One thing that's off is the X axis labels - @giorgi-ghviniashvili, from the specs it looks like all of the X values, X breaks, and X labels are 1,2 - do you know why it's not lining up?

giorgi-ghviniashvili commented 3 years ago

@sharlagelfand Plot Salary within each group does not have scale.domain.

Please add it and you will get this:

image

image

sharlagelfand commented 3 years ago

Ah thanks @giorgi-ghviniashvili!

sharlagelfand commented 3 years ago

Quite happy to say I have these examples working!!

Degree on the x, Work as facets

library(dplyr)
library(ggplot2)
library(datamations)

"small_salary %>%
    group_by(Degree, Work) %>%
    summarize(mean_salary = mean(Salary, na.rm = TRUE)) %>%
    ggplot(aes(x = Degree, y = mean_salary)) +
    geom_point() +
    facet_grid(~ Work)" %>%
  datamation_sanddance()

https://user-images.githubusercontent.com/15895337/118870106-2dfb4c80-b8b4-11eb-96fb-04c88705122f.mov

Degree on the x, Work and Degree as facets

"small_salary %>%
  group_by(Degree, Work) %>%
  summarize(mean_salary = mean(Salary, na.rm = TRUE)) %>%
  ggplot(aes(x = Degree, y = mean_salary)) +
  geom_point() +
  facet_grid(Degree ~ Work)" %>%
  datamation_sanddance()

https://user-images.githubusercontent.com/15895337/118872511-a2cf8600-b8b6-11eb-99be-c94f22fd284f.mov

This one looks a bit odd, we may want to fine tune the color & location of the infogrid a bit but it does work!
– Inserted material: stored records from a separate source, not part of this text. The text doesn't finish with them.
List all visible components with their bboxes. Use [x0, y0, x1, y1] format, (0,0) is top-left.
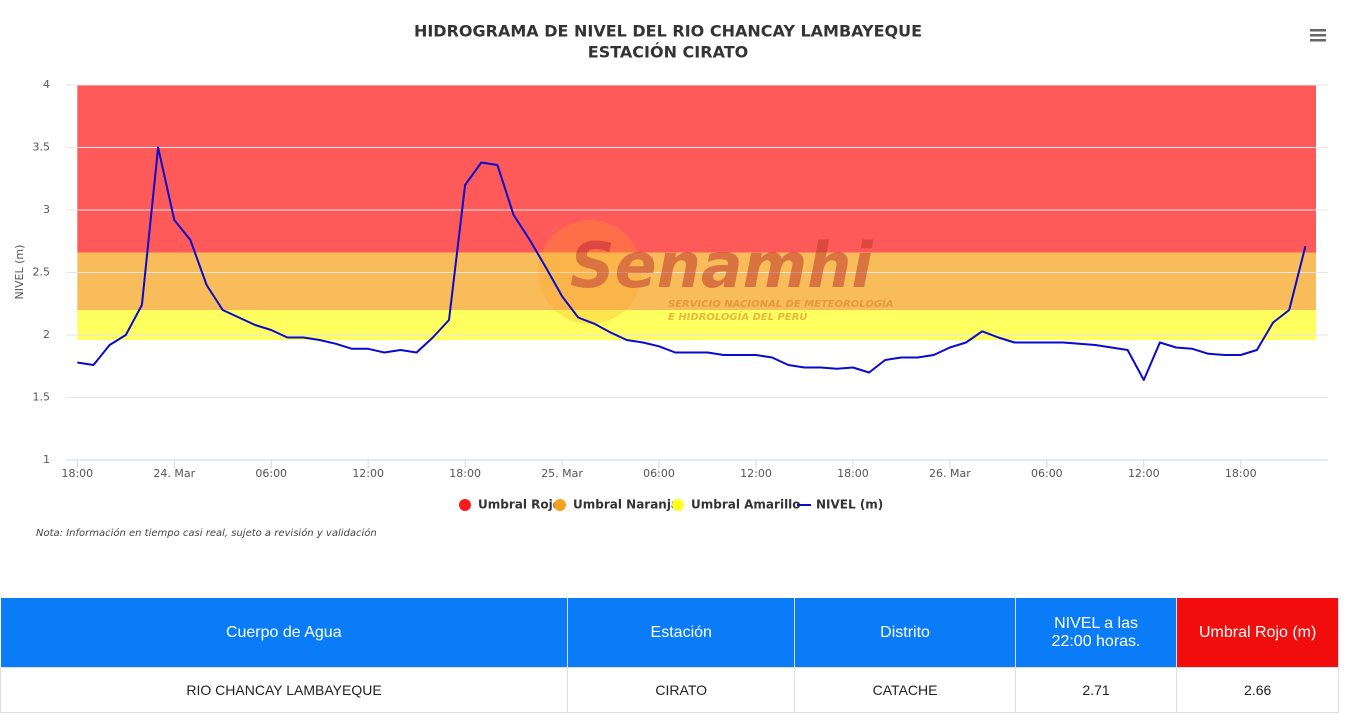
table-header: Cuerpo de Agua	[0, 598, 569, 668]
legend-symbol	[459, 499, 471, 511]
x-tick-label: 25. Mar	[541, 467, 583, 480]
watermark-text: SERVICIO NACIONAL DE METEOROLOGÍA	[668, 297, 894, 310]
legend-item[interactable]: Umbral Rojo	[459, 498, 561, 512]
series-line	[77, 146, 1307, 381]
x-tick-label: 12:00	[740, 467, 772, 480]
x-tick-label: 06:00	[255, 467, 287, 480]
watermark-name: Senamhi	[570, 229, 873, 302]
chart: HIDROGRAMA DE NIVEL DEL RIO CHANCAY LAMB…	[13, 22, 1328, 539]
legend-symbol	[554, 499, 566, 511]
chart-subtitle: ESTACIÓN CIRATO	[588, 43, 748, 62]
x-tick-label: 06:00	[643, 467, 675, 480]
legend-item[interactable]: Umbral Amarillo	[672, 498, 801, 512]
x-tick-label: 18:00	[1225, 467, 1257, 480]
x-tick-label: 18:00	[837, 467, 869, 480]
x-tick-label: 06:00	[1031, 467, 1063, 480]
legend-label: NIVEL (m)	[816, 498, 883, 512]
chart-title: HIDROGRAMA DE NIVEL DEL RIO CHANCAY LAMB…	[414, 22, 922, 41]
table-header: NIVEL a las 22:00 horas.	[1015, 598, 1178, 668]
threshold-band	[77, 252, 1316, 310]
y-tick-label: 2.5	[33, 266, 51, 279]
table-header: Distrito	[794, 598, 1016, 668]
legend-label: Umbral Amarillo	[691, 498, 801, 512]
x-tick-label: 12:00	[1128, 467, 1160, 480]
x-tick-label: 12:00	[352, 467, 384, 480]
y-tick-label: 3.5	[33, 141, 51, 154]
data-table: Cuerpo de Agua Estación Distrito NIVEL a la…	[0, 598, 1339, 713]
y-tick-label: 1.5	[33, 391, 51, 404]
y-tick-label: 4	[43, 78, 50, 91]
table-header: Umbral Rojo (m)	[1176, 598, 1339, 668]
table-header: Estación	[567, 598, 796, 668]
table-row: RIO CHANCAY LAMBAYEQUE CIRATO CATACHE 2.71 2…	[0, 667, 1339, 713]
x-tick-label: 24. Mar	[153, 467, 195, 480]
table-cell: CATACHE	[794, 667, 1016, 713]
table-cell: RIO CHANCAY LAMBAYEQUE	[0, 667, 569, 713]
legend-item[interactable]: Umbral Naranja	[554, 498, 679, 512]
y-tick-label: 1	[43, 453, 50, 466]
x-tick-label: 26. Mar	[929, 467, 971, 480]
legend-item[interactable]: NIVEL (m)	[797, 498, 883, 512]
x-tick-label: 18:00	[61, 467, 93, 480]
threshold-band	[77, 85, 1316, 253]
note: Nota: Información en tiempo casi real, s…	[36, 527, 377, 539]
header-row: Cuerpo de Agua Estación Distrito NIVEL a la…	[0, 598, 1339, 668]
table-cell: 2.66	[1176, 667, 1339, 713]
legend-label: Umbral Rojo	[478, 498, 561, 512]
y-tick-label: 2	[43, 328, 50, 341]
y-tick-label: 3	[43, 203, 50, 216]
table-cell: 2.71	[1014, 667, 1178, 713]
legend-label: Umbral Naranja	[573, 498, 679, 512]
x-tick-label: 18:00	[449, 467, 481, 480]
table-cell: CIRATO	[567, 667, 796, 713]
legend-symbol	[672, 499, 684, 511]
y-axis-label: NIVEL (m)	[13, 245, 26, 300]
watermark-text: E HIDROLOGÍA DEL PERÚ	[668, 310, 808, 323]
menu-button[interactable]	[1310, 29, 1326, 42]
jhofman commented 3 years ago

We have a great start here. @sharlagelfand will create a new issue to make sure we explain the limitations of this functionality and/or pop up corresponding warnings or error messages.

sharlagelfand commented 3 years ago

86 is the issue for explaining these limitations, so closing this now!